Bubble-Sort Revisited
Table of Contents
This is a continuation of a series on the Bubble Sort.
In the Beginning
In the previous bubble sort post I implemented the basic bubble sort, but there is a variation of it where you short-circuit the search if the collection is already sorted which is what I'll look at here. The short-circuiting means that the bubble sort can sometimes do better than other methods, but only when the data is mostly sorted so it's still not a practical algorithm. Why do this, then? Eh, why not?
Some Setup
Imports
# python
from functools import partial
# pypi
# from bokeh.models import HoverTool
from expects import be_below, contain_exactly, equal, expect
from joblib import Parallel, delayed
from numba import njit
from numba.typed import List
from numpy.random import default_rng
import altair
import numpy
import pandas
# this project
from graeae.visualization.altair_helpers import output_path, save_chart
from bowling.sort.bubble import bubble, BubbleOutput
# my other stuff
from graeae import Timer
Stuff For Later
TIMER = Timer()
SLUG = "double-bubble-sort"
OUTPUT_PATH = output_path(SLUG)
random = default_rng(2021)
The Sorters
Bubba Sort
This will be the short-circuiting version of the bubble sort.
Bubba
This is the short-circuiter. It works pretty much the same way with just an extra if-statement to break out of the loop if nothing was swapped.
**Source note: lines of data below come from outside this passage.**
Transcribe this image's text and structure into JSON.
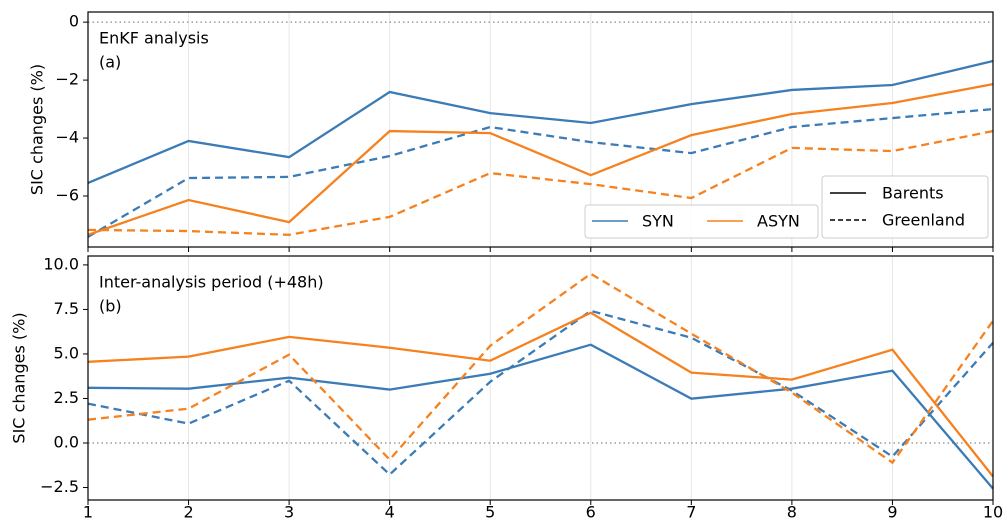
{
  "chart_data": [
    {
      "type": "line",
      "ylabel": "SIC changes (%)",
      "annotations": [
        "EnKF analysis",
        "(a)"
      ],
      "xlim": [
        1,
        10
      ],
      "xticks": [
        1,
        2,
        3,
        4,
        5,
        6,
        7,
        8,
        9,
        10
      ],
      "xtick_labels": false,
      "ylim": [
        -7.76,
        0.35
      ],
      "yticks": [
        0,
        {
          "value": -2,
          "label": "−2"
        },
        {
          "value": -4,
          "label": "−4"
        },
        {
          "value": -6,
          "label": "−6"
        }
      ],
      "grid": true,
      "zero_line": true,
      "groups": [
        {
          "name": "SYN",
          "color": "#3b7bb6",
          "series": [
            {
              "name": "Barents",
              "dash": false,
              "values": [
                -5.55,
                -4.1,
                -4.66,
                -2.41,
                -3.14,
                -3.48,
                -2.83,
                -2.34,
                -2.17,
                -1.34
              ]
            },
            {
              "name": "Greenland",
              "dash": true,
              "values": [
                -7.41,
                -5.38,
                -5.34,
                -4.62,
                -3.62,
                -4.14,
                -4.52,
                -3.62,
                -3.31,
                -3.0
              ]
            }
          ]
        },
        {
          "name": "ASYN",
          "color": "#f5821f",
          "series": [
            {
              "dash": false,
              "values": [
                -7.34,
                -6.14,
                -6.9,
                -3.76,
                -3.83,
                -5.28,
                -3.9,
                -3.17,
                -2.79,
                -2.14
              ]
            },
            {
              "dash": true,
              "values": [
                -7.17,
                -7.21,
                -7.34,
                -6.72,
                -5.21,
                -5.59,
                -6.07,
                -4.34,
                -4.45,
                -3.76
              ]
            }
          ]
        }
      ]
    },
    {
      "type": "line",
      "ylabel": "SIC changes (%)",
      "annotations": [
        "Inter-analysis period (+48h)",
        "(b)"
      ],
      "xlim": [
        1,
        10
      ],
      "xticks": [
        1,
        2,
        3,
        4,
        5,
        6,
        7,
        8,
        9,
        10
      ],
      "xtick_labels": true,
      "ylim": [
        -3.2,
        10.5
      ],
      "yticks": [
        {
          "value": 10,
          "label": "10.0"
        },
        {
          "value": 7.5,
          "label": "7.5"
        },
        {
          "value": 5,
          "label": "5.0"
        },
        {
          "value": 2.5,
          "label": "2.5"
        },
        {
          "value": 0,
          "label": "0.0"
        },
        {
          "value": -2.5,
          "label": "−2.5"
        }
      ],
      "grid": true,
      "zero_line": true,
      "groups": [
        {
          "color": "#3b7bb6",
          "series": [
            {
              "dash": false,
              "values": [
                3.1,
                3.05,
                3.67,
                3.0,
                3.89,
                5.52,
                2.49,
                3.05,
                4.06,
                -2.56
              ]
            },
            {
              "dash": true,
              "values": [
                2.21,
                1.09,
                3.5,
                -1.77,
                3.44,
                7.42,
                5.91,
                2.94,
                -0.76,
                5.63
              ]
            }
          ]
        },
        {
          "color": "#f5821f",
          "series": [
            {
              "dash": false,
              "values": [
                4.56,
                4.85,
                5.96,
                5.35,
                4.62,
                7.31,
                3.95,
                3.56,
                5.24,
                -1.88
              ]
            },
            {
              "dash": true,
              "values": [
                1.31,
                1.93,
                4.96,
                -0.93,
                5.46,
                9.5,
                6.14,
                2.83,
                -1.1,
                6.86
              ]
            }
          ]
        }
      ]
    }
  ]
}
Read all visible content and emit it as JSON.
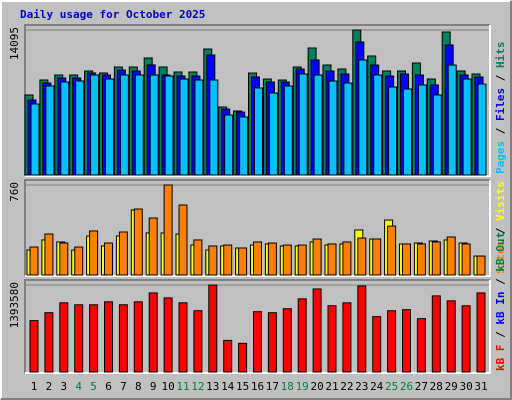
{
  "chart_data": {
    "type": "bar",
    "title": "Daily usage for October 2025",
    "title_color": "#0000c0",
    "legend_separator": "/",
    "categories": [
      "1",
      "2",
      "3",
      "4",
      "5",
      "6",
      "7",
      "8",
      "9",
      "10",
      "11",
      "12",
      "13",
      "14",
      "15",
      "16",
      "17",
      "18",
      "19",
      "20",
      "21",
      "22",
      "23",
      "24",
      "25",
      "26",
      "27",
      "28",
      "29",
      "30",
      "31"
    ],
    "category_label_colors": [
      "#000000",
      "#000000",
      "#000000",
      "#008040",
      "#008040",
      "#000000",
      "#000000",
      "#000000",
      "#000000",
      "#000000",
      "#008040",
      "#008040",
      "#000000",
      "#000000",
      "#000000",
      "#000000",
      "#000000",
      "#008040",
      "#008040",
      "#000000",
      "#000000",
      "#000000",
      "#000000",
      "#000000",
      "#008040",
      "#008040",
      "#000000",
      "#000000",
      "#000000",
      "#000000",
      "#000000"
    ],
    "panels": [
      {
        "ylim": [
          0,
          14095
        ],
        "yticks": [
          14095
        ],
        "legend_reversed": true,
        "series": [
          {
            "name": "Hits",
            "color": "#00805c",
            "values": [
              7776,
              9234,
              9720,
              9720,
              10110,
              9915,
              10498,
              10498,
              11373,
              10498,
              10012,
              10012,
              12248,
              6610,
              6221,
              9915,
              9332,
              9234,
              10498,
              12345,
              10693,
              10304,
              14095,
              11568,
              10110,
              10110,
              10887,
              9332,
              13900,
              10110,
              9818
            ]
          },
          {
            "name": "Files",
            "color": "#0000ff",
            "values": [
              7290,
              8940,
              9430,
              9430,
              9920,
              9720,
              10200,
              10110,
              10700,
              9720,
              9620,
              9620,
              11665,
              6410,
              6120,
              9530,
              9040,
              9040,
              10300,
              11180,
              10110,
              9820,
              12930,
              10690,
              9620,
              9820,
              9720,
              8750,
              12640,
              9720,
              9525
            ]
          },
          {
            "name": "Pages",
            "color": "#00c0ff",
            "values": [
              6900,
              8650,
              9040,
              9140,
              9720,
              9330,
              9720,
              9720,
              9720,
              9620,
              9330,
              9230,
              9234,
              5830,
              5640,
              8460,
              7970,
              8650,
              9820,
              9720,
              9135,
              8940,
              11180,
              9720,
              8550,
              8360,
              8750,
              7780,
              10690,
              9330,
              8840
            ]
          }
        ]
      },
      {
        "ylim": [
          0,
          760
        ],
        "yticks": [
          760
        ],
        "legend_reversed": true,
        "series": [
          {
            "name": "Visits",
            "color": "#ffff00",
            "values": [
              211,
              296,
              279,
              211,
              329,
              245,
              329,
              549,
              355,
              355,
              346,
              253,
              211,
              245,
              228,
              253,
              262,
              245,
              245,
              279,
              253,
              262,
              380,
              304,
              464,
              262,
              270,
              287,
              296,
              270,
              160
            ]
          },
          {
            "name": "Sites",
            "color": "#ff8000",
            "values": [
              236,
              346,
              270,
              236,
              372,
              270,
              363,
              557,
              481,
              760,
              591,
              296,
              245,
              253,
              228,
              279,
              270,
              253,
              253,
              304,
              262,
              279,
              312,
              304,
              413,
              262,
              262,
              279,
              321,
              262,
              160
            ]
          }
        ]
      },
      {
        "ylim": [
          0,
          1393580
        ],
        "yticks": [
          1393580
        ],
        "legend_reversed": false,
        "series": [
          {
            "name": "kB F",
            "color": "#ff0000",
            "values": [
              823479,
              950168,
              1108525,
              1076854,
              1076854,
              1124361,
              1076854,
              1124361,
              1266891,
              1187704,
              1108525,
              981839,
              1393580,
              506750,
              459263,
              965993,
              950168,
              1013509,
              1171869,
              1330226,
              1060999,
              1108525,
              1377745,
              886823,
              981839,
              997676,
              855153,
              1219379,
              1140205,
              1060999,
              1266891
            ]
          },
          {
            "name": "kB In",
            "color": "#0000ff",
            "values": [
              0,
              0,
              0,
              0,
              0,
              0,
              0,
              0,
              0,
              0,
              0,
              0,
              0,
              0,
              0,
              0,
              0,
              0,
              0,
              0,
              0,
              0,
              0,
              0,
              0,
              0,
              0,
              0,
              0,
              0,
              0
            ]
          },
          {
            "name": "kB Out",
            "color": "#008040",
            "values": [
              0,
              0,
              0,
              0,
              0,
              0,
              0,
              0,
              0,
              0,
              0,
              0,
              0,
              0,
              0,
              0,
              0,
              0,
              0,
              0,
              0,
              0,
              0,
              0,
              0,
              0,
              0,
              0,
              0,
              0,
              0
            ]
          }
        ]
      }
    ]
  }
}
def bubba(elements) -> BubbleOutput:
"""Sorts the list in place
Args:
elements: list of (in-place) sortable elements
Returns:
number of elements, count of comparisons
"""
all_but_one = len(elements) - 1
comparisons = swaps = 0
for items_sorted in range(all_but_one):
swapped_at_least_once = False
for in_front_of_us in range(all_but_one - items_sorted):
comparisons += 1
to_the_right = in_front_of_us + 1
if elements[to_the_right] < elements[in_front_of_us]:
(elements[in_front_of_us],
elements[to_the_right]) = (elements[to_the_right],
elements[in_front_of_us])
swapped_at_least_once = True
swaps += 1
if not swapped_at_least_once:
break
return BubbleOutput(len(elements), comparisons, swaps, elements)
Bubble
I showed how I implement the bubble sort in the previous bubble sort post so, since I imported it up above, I'm just going to run it.
Test It Out
Once again, let's just make sure everything works.
inputs = [1, 2, 3, 4, 7, 6, 5]
expected = list(sorted(inputs))
test_1, test_2 = inputs.copy(), inputs.copy()
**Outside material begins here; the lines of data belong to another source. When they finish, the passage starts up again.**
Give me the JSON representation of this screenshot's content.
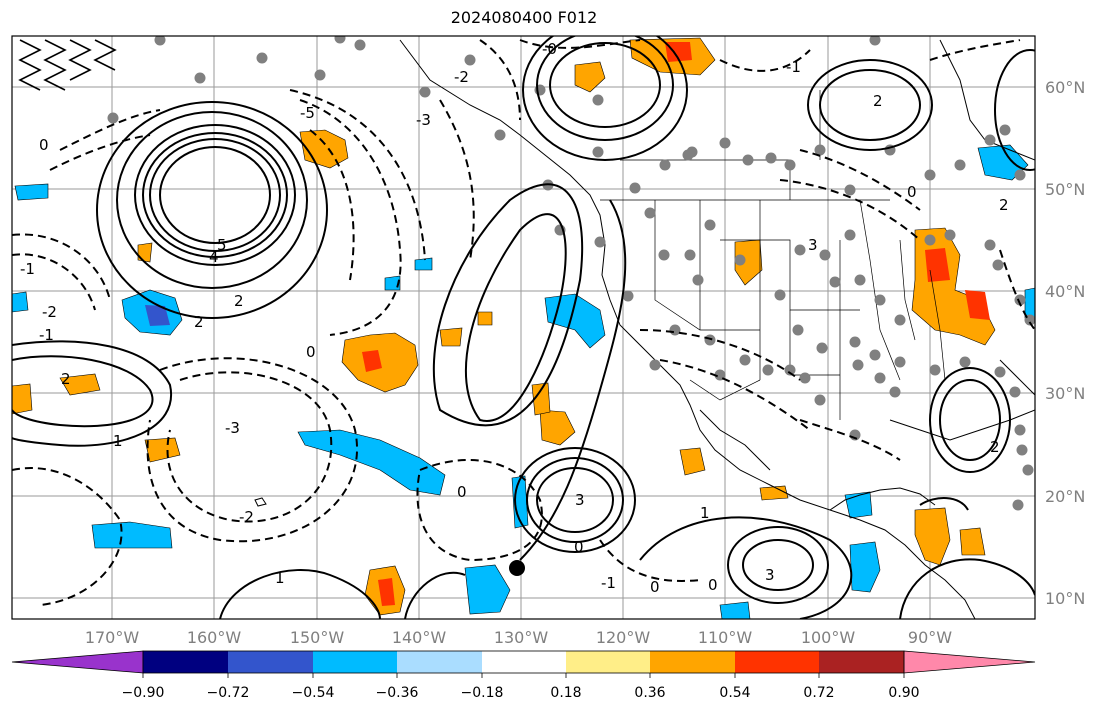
{
  "title": "2024080400 F012",
  "map": {
    "lon_labels": [
      "170°W",
      "160°W",
      "150°W",
      "140°W",
      "130°W",
      "120°W",
      "110°W",
      "100°W",
      "90°W"
    ],
    "lat_labels": [
      "60°N",
      "50°N",
      "40°N",
      "30°N",
      "20°N",
      "10°N"
    ],
    "grid": true,
    "contour_labels": [
      "0",
      "1",
      "2",
      "3",
      "4",
      "5",
      "-0",
      "-1",
      "-2",
      "-3",
      "-5"
    ]
  },
  "colorbar": {
    "tick_labels": [
      "−0.90",
      "−0.72",
      "−0.54",
      "−0.36",
      "−0.18",
      "0.18",
      "0.36",
      "0.54",
      "0.72",
      "0.90"
    ],
    "colors": [
      "#9933cc",
      "#000080",
      "#3355cc",
      "#00bbff",
      "#aaddff",
      "#ffffff",
      "#ffee88",
      "#ffa500",
      "#ff3300",
      "#aa2222",
      "#ff88aa"
    ],
    "extend": "both"
  }
}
bubba_output = bubba(test_1)
original_output = bubble(test_2)
expect(test_1).to(contain_exactly(*expected))
expect(test_2).to(contain_exactly(*expected))
n = len(inputs)
worst = (n * (n - 1))/2
expect(bubba_output.comparisons).to(be_below(worst))
expect(bubba_output.comparisons).to(equal(15))
expect(bubba_output.swaps).to(equal(original_output.swaps))
expect(original_output.comparisons).to(equal(worst))
# try a bigger input
inputs = random.choice(list(range(100)), size=100)
expected = list(sorted(inputs))
test_1, test_2 = inputs.copy(), inputs.copy()
bubba_output = bubba(test_1)
original_output = bubble(test_2)
expect(list(test_1)).to(contain_exactly(*expected))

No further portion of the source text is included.